FINLAND, Minn. — The U.S. Forest Service on Saturday closed the popular Boundary Waters Canoe Area Wilderness in northeastern Minnesota as the largest active wildfire in the state threatens the 1-million-acre property. 

The Boundary Waters Canoe Area Wilderness stopped issuing entry permits Saturday, closing all land, water, trails, portages, campsites, canoe routes and wilderness entry points until Aug. 27. 

The Boundary Waters in the Superior National Forest is one of the most visited federally designated wilderness areas.

The Greenwood fire in the forest remained uncontrolled Saturday and had spread to about 14 square miles (36 square kilometers). About 250 firefighters were battling the blaze. 

Efforts are now underway to reach paddlers and hikers across the vast wilderness, said Superior National Forest spokesperson Joanna Gilkeson. 

"Currently we have wilderness rangers paddling in the Boundary Waters to sweep people from the areas, and we're trying to do a systematic sweep," Gilkeson told  Minnesota Public Radio. 

Rangers are beginning on the east side of the BWCA and moving to western areas where a large closure order has been in place for more than a month due to concerns about wildfires just across the border in Ontario's Quetico Provincial Park. That means there are fewer visitors in the western reaches of the wilderness.

The Lake County Sheriff's Office had ordered residents of about 245 homes and cabins to evacuate in areas around McDougal Lake, Sand Lake, the Highway 2 corridor, and north of Highway 1 in the vicinity of East and West Chub Lakes, Jackpot Lake and Slate Lake. 

No structures have been damaged and no injuries have been reported, officials said. 
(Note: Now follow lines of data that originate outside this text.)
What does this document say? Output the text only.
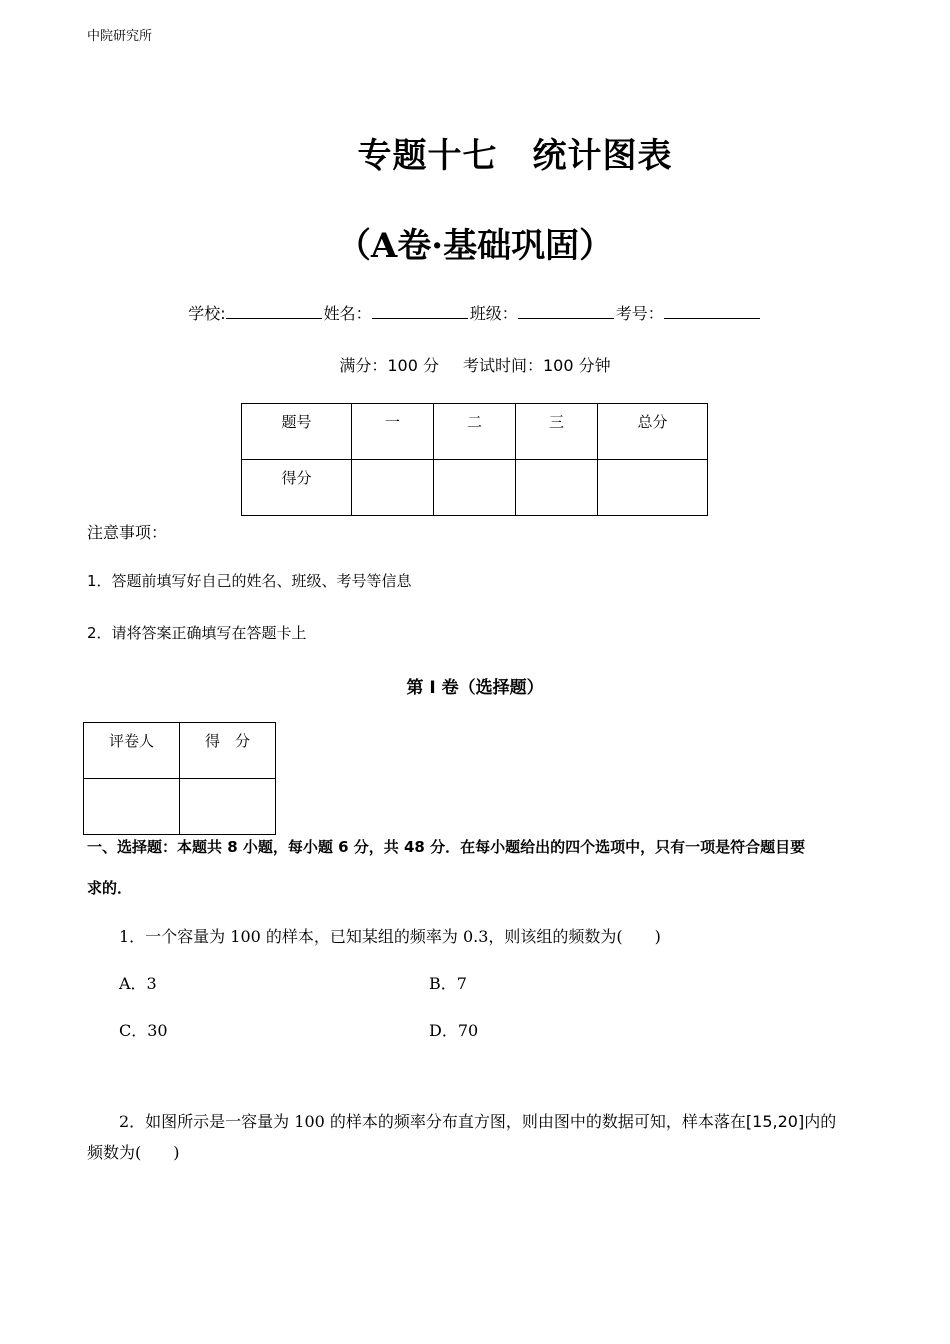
中院研究所
专题十七　统计图表
（A卷·基础巩固）
学校:	姓名：	班级：	考号：
满分：100 分 考试时间：100 分钟
题号	一	二	三	总分
得分				
注意事项：
1．答题前填写好自己的姓名、班级、考号等信息
2．请将答案正确填写在答题卡上
第 I 卷（选择题）
评卷人	得　分

一、选择题：本题共 8 小题，每小题 6 分，共 48 分．在每小题给出的四个选项中，只有一项是符合题目要
求的．
1．一个容量为 100 的样本，已知某组的频率为 0.3，则该组的频数为(　　)
A．3	B．7
C．30	D．70
2．如图所示是一容量为 100 的样本的频率分布直方图，则由图中的数据可知，样本落在[15,20]内的
频数为(　　)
Temperatures were lower Saturday, humidity was higher and skies were cloudy — all factors that can help moderate fire behavior by blocking the sun from the forest floor, aid Clark McCreedy, a spokesperson for the multiagency team fighting the blaze.

"Nonetheless, it's already dry because we didn't get enough precipitation out of that weather last night," he told the Star Tribune. 
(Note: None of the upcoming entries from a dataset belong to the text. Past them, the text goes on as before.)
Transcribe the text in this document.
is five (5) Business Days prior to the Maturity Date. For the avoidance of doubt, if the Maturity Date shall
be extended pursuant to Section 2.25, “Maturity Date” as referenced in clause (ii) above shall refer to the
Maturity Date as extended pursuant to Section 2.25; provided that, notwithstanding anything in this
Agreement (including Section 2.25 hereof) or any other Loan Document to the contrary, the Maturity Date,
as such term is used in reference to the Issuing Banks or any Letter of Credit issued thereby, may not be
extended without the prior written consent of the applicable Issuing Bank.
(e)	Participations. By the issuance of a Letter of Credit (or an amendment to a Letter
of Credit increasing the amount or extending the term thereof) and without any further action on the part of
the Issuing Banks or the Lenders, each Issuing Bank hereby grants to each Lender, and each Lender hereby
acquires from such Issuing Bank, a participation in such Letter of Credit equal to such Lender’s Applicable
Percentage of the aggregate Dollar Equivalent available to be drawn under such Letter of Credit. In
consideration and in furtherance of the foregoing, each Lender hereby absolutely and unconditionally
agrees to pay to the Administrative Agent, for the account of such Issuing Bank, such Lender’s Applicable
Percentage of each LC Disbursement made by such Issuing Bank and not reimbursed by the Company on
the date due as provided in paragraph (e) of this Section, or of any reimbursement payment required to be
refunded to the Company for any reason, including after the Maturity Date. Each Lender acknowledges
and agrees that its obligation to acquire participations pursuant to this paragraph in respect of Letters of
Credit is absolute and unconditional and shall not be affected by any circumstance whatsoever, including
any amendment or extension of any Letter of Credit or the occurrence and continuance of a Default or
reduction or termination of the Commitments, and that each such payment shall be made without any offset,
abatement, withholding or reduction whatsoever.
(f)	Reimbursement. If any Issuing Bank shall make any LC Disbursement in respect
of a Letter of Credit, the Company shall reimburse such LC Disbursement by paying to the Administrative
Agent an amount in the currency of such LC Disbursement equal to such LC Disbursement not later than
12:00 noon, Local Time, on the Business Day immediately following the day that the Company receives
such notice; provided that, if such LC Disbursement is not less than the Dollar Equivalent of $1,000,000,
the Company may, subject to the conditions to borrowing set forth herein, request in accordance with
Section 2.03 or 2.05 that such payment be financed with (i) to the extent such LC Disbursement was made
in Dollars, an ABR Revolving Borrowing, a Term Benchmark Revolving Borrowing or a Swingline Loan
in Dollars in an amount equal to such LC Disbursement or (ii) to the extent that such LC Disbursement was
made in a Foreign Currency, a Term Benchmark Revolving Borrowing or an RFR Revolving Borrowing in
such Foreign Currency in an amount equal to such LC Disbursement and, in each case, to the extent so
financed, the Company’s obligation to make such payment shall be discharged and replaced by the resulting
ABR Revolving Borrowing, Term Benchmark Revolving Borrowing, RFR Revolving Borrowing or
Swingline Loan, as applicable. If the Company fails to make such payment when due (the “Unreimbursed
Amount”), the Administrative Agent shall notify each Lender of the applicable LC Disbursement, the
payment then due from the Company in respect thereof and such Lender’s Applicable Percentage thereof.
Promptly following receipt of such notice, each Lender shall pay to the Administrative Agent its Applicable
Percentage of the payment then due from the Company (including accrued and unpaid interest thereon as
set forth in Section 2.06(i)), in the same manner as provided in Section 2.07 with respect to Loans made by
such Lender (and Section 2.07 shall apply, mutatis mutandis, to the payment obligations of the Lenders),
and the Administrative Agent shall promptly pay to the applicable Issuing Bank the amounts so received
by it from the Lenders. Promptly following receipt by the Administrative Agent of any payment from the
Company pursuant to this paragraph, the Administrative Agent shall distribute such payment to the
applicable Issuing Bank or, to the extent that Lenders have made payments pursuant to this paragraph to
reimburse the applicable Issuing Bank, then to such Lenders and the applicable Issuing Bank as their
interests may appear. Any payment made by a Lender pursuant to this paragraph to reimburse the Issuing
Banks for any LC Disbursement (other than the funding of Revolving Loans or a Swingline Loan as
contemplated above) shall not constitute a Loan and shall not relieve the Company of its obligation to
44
Sprinkles of precipitation Friday and Saturday did little to help firefighting efforts. 

"Enough to settle the dust, little more than that," McCreedy said. "With fire, we're always at the mercy of the weather."

Drought conditions in western states, which extend as far east as Minnesota, are fueling around 100 wildfires. California has already surpassed the acreage burned at this point last year, which ended up setting the record. In northeastern Minnesota, heat, low humidity and a tinder-dry forest have fueled the Greenwood Lake fire, one of several burning inside and outside the Boundary Waters.